The Basins of Attraction of Soft Sphere Packings Are Not Fractal
Praharsh Suryadevara, Mathias Casiulis, Stefano Martiniani
Abstract
The energy landscape picture is a central tool to study many-body systems. In particular, the energy landscapes of glass-forming liquids, jammed packings, constraint satisfaction problems, or neural networks contain a plethora of minima corresponding to competing states. Due to their complexity, these landscapes resist analytical treatment and must be studied numerically. We focus on jammed soft spheres, a paradigmatic model of glasses and granulars, to expose the limitations of standard numerical methods in resolving the true structure of energy landscapes. We show that CVODE is the ODE solver with the best time-for-error trade-off, outperforming commonly used steepest-descent solvers by several orders of magnitude.
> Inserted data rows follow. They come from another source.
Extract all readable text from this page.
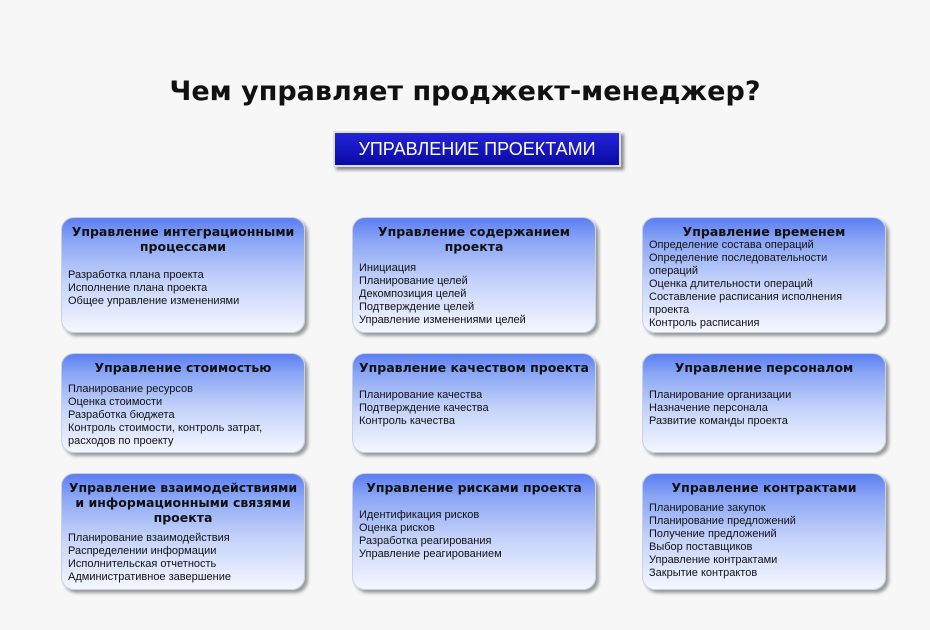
Чем управляет проджект-менеджер?
УПРАВЛЕНИЕ ПРОЕКТАМИ
Управление интеграционными процессами
Разработка плана проекта
Исполнение плана проекта
Общее управление изменениями
Управление содержанием проекта
Инициация
Планирование целей
Декомпозиция целей
Подтверждение целей
Управление изменениями целей
Управление временем
Определение состава операций
Определение последовательности операций
Оценка длительности операций
Составление расписания исполнения проекта
Контроль расписания
Управление стоимостью
Планирование ресурсов
Оценка стоимости
Разработка бюджета
Контроль стоимости, контроль затрат, расходов по проекту
Управление качеством проекта
Планирование качества
Подтверждение качества
Контроль качества
Управление персоналом
Планирование организации
Назначение персонала
Развитие команды проекта
Управление взаимодействиями и информационными связями проекта
Планирование взаимодействия
Распределении информации
Исполнительская отчетность
Административное завершение
Управление рисками проекта
Идентификация рисков
Оценка рисков
Разработка реагирования
Управление реагированием
Управление контрактами
Планирование закупок
Планирование предложений
Получение предложений
Выбор поставщиков
Управление контрактами
Закрытие контрактов
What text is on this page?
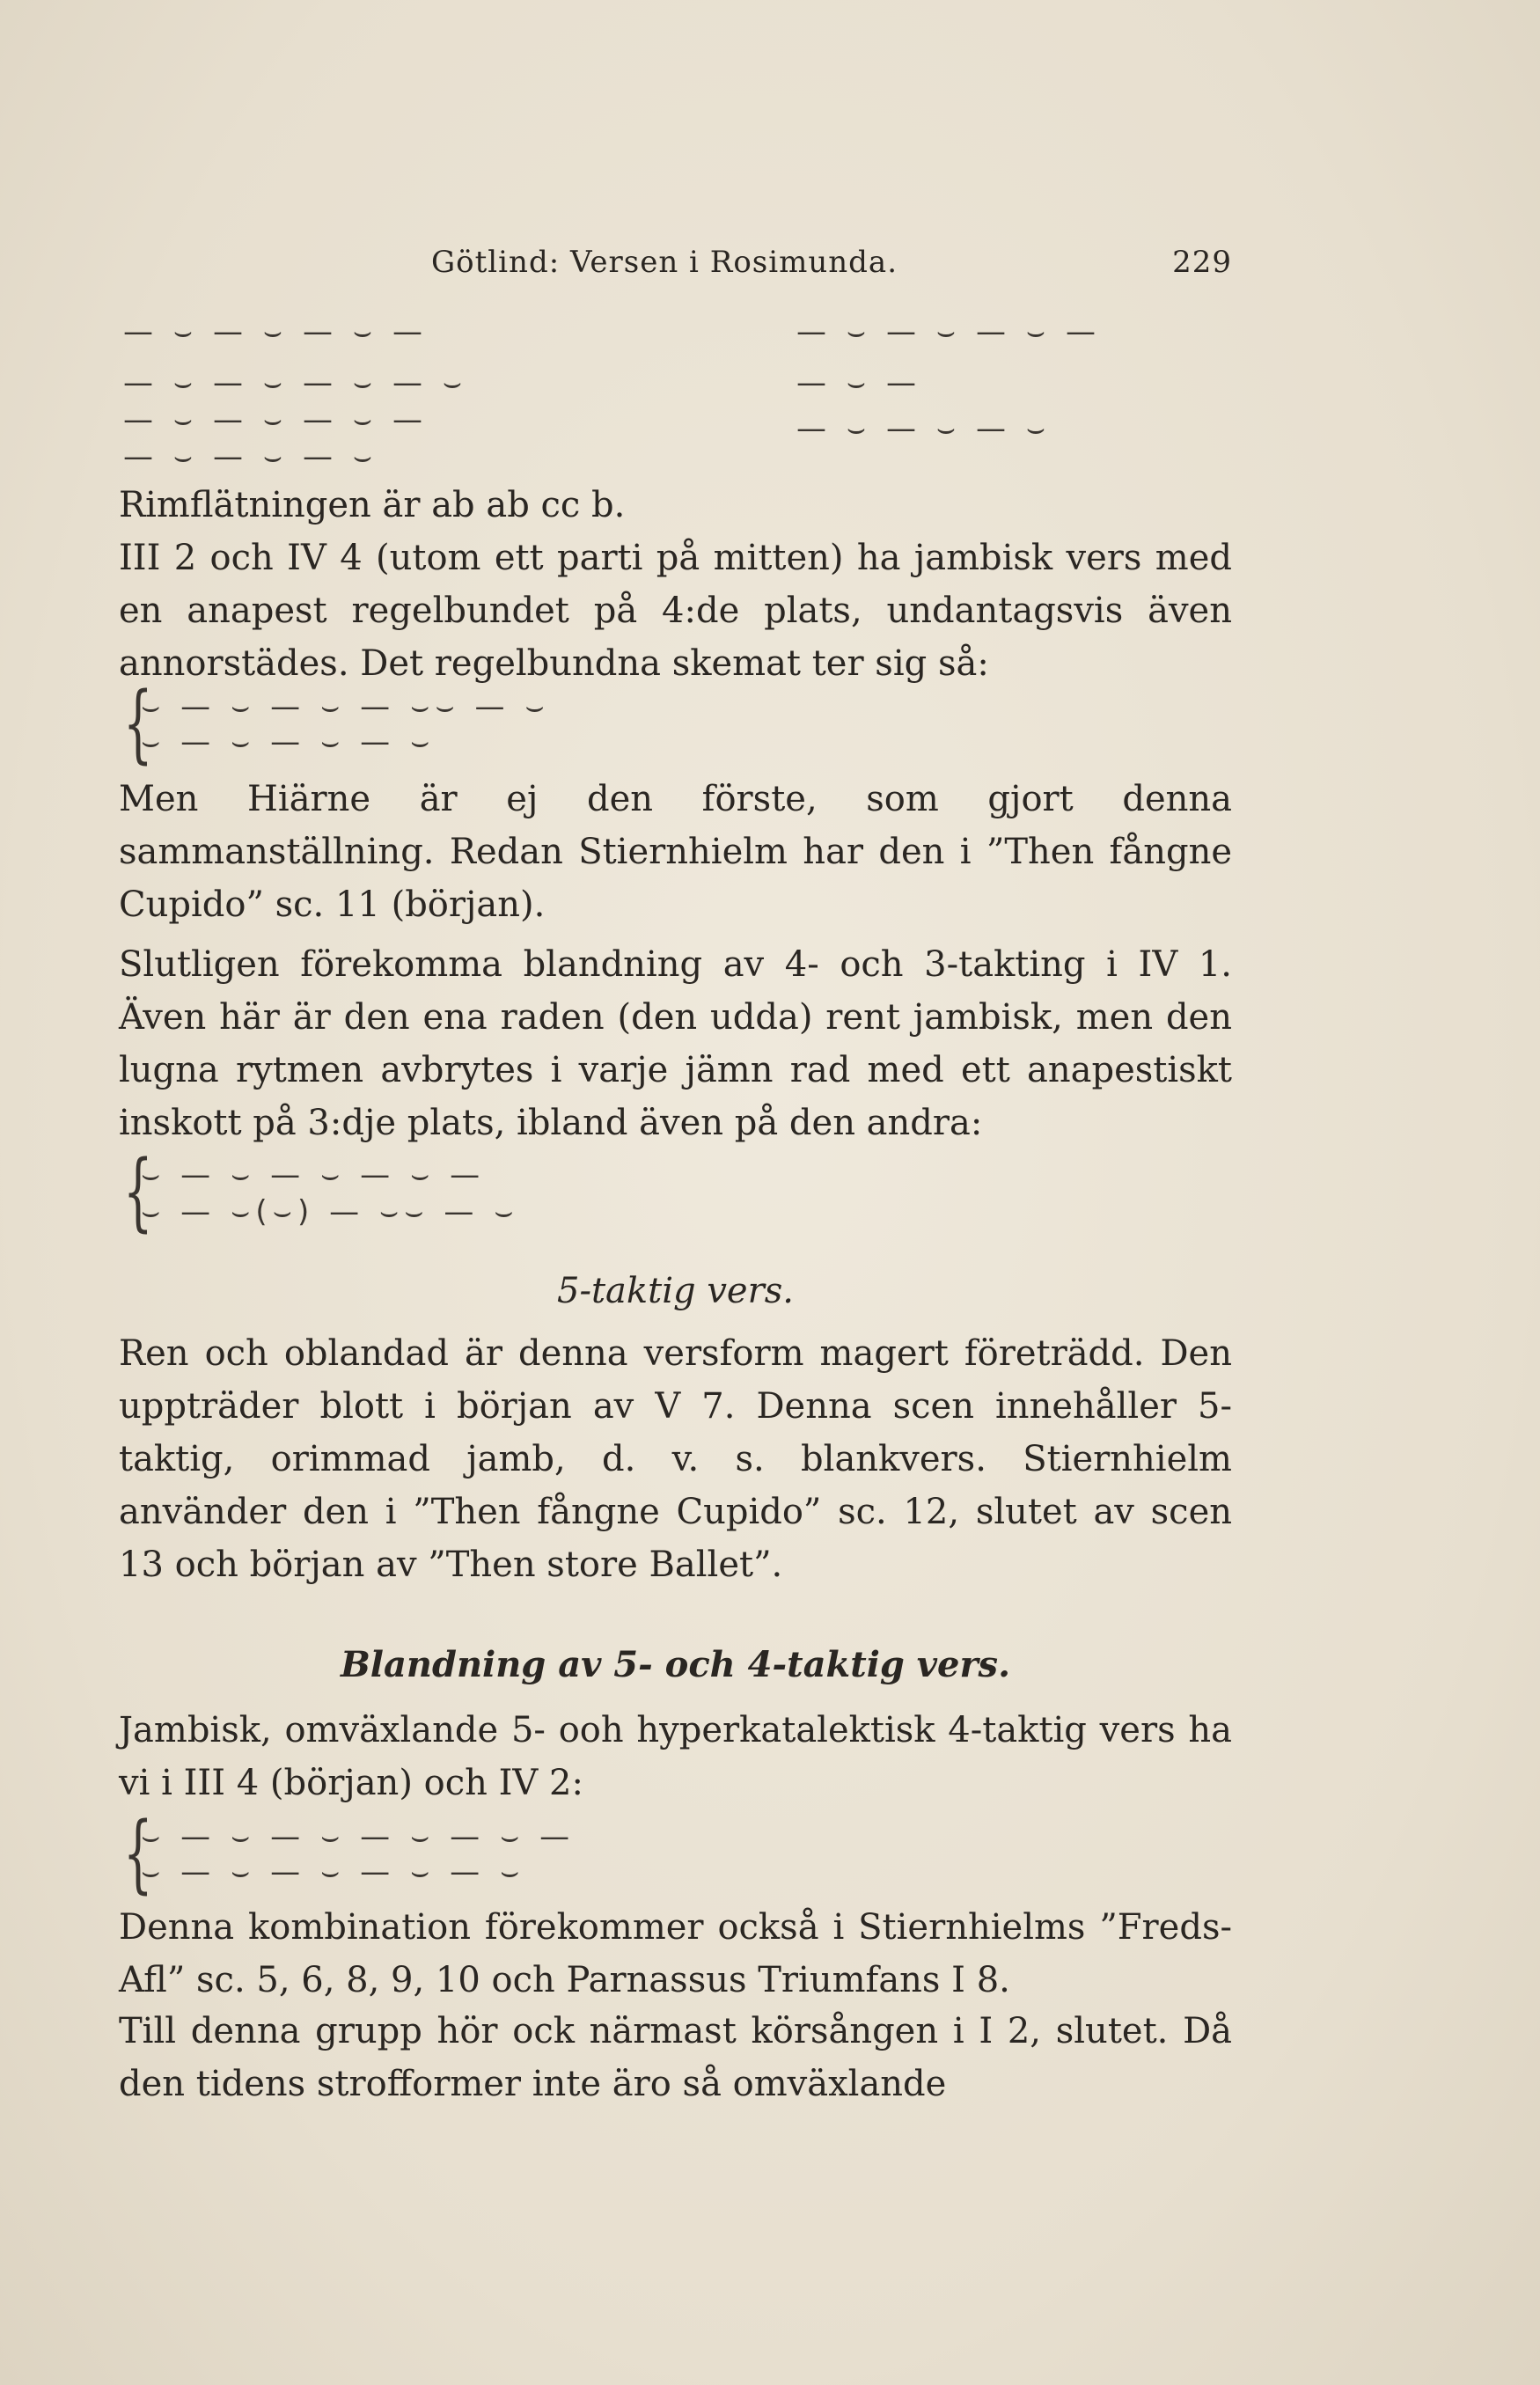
Götlind: Versen i Rosimunda.	229
— ⌣ — ⌣ — ⌣ —
— ⌣ — ⌣ — ⌣ — ⌣
— ⌣ — ⌣ — ⌣ —
— ⌣ — ⌣ — ⌣
— ⌣ — ⌣ — ⌣ —
— ⌣ —
— ⌣ — ⌣ — ⌣
Rimflätningen är ab ab cc b.
III 2 och IV 4 (utom ett parti på mitten) ha jambisk vers med en anapest regelbundet på 4:de plats, undantagsvis även annorstädes. Det regelbundna skemat ter sig så:
{
⌣ — ⌣ — ⌣ — ⌣⌣ — ⌣
⌣ — ⌣ — ⌣ — ⌣
Men Hiärne är ej den förste, som gjort denna sammanställning. Redan Stiernhielm har den i ”Then fångne Cupido” sc. 11 (början).
Slutligen förekomma blandning av 4- och 3-takting i IV 1. Även här är den ena raden (den udda) rent jambisk, men den lugna rytmen avbrytes i varje jämn rad med ett anapestiskt inskott på 3:dje plats, ibland även på den andra:
{
⌣ — ⌣ — ⌣ — ⌣ —
⌣ — ⌣(⌣) — ⌣⌣ — ⌣
5-taktig vers.
Ren och oblandad är denna versform magert företrädd. Den uppträder blott i början av V 7. Denna scen innehåller 5-taktig, orimmad jamb, d. v. s. blankvers. Stiernhielm använder den i ”Then fångne Cupido” sc. 12, slutet av scen 13 och början av ”Then store Ballet”.
Blandning av 5- och 4-taktig vers.
Jambisk, omväxlande 5- ooh hyperkatalektisk 4-taktig vers ha vi i III 4 (början) och IV 2:
{
⌣ — ⌣ — ⌣ — ⌣ — ⌣ —
⌣ — ⌣ — ⌣ — ⌣ — ⌣
Denna kombination förekommer också i Stiernhielms ”Freds-Afl” sc. 5, 6, 8, 9, 10 och Parnassus Triumfans I 8.
Till denna grupp hör ock närmast körsången i I 2, slutet. Då den tidens strofformer inte äro så omväxlande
Using this numerical approach, we provide unequivocal evidence that optimizers widely used in computational studies destroy all semblance of the true landscape geometry, even in moderately low dimensions. Employing a range of geometric indicators, both low- and high-dimensional, we show that earlier claims on the fractality of basins of attraction of minima originated from the use of inadequate mapping strategies. In reality, the basins of attraction of soft sphere packings are smooth structures with well-defined length scales, a result that likely extends to a much broader family of problems.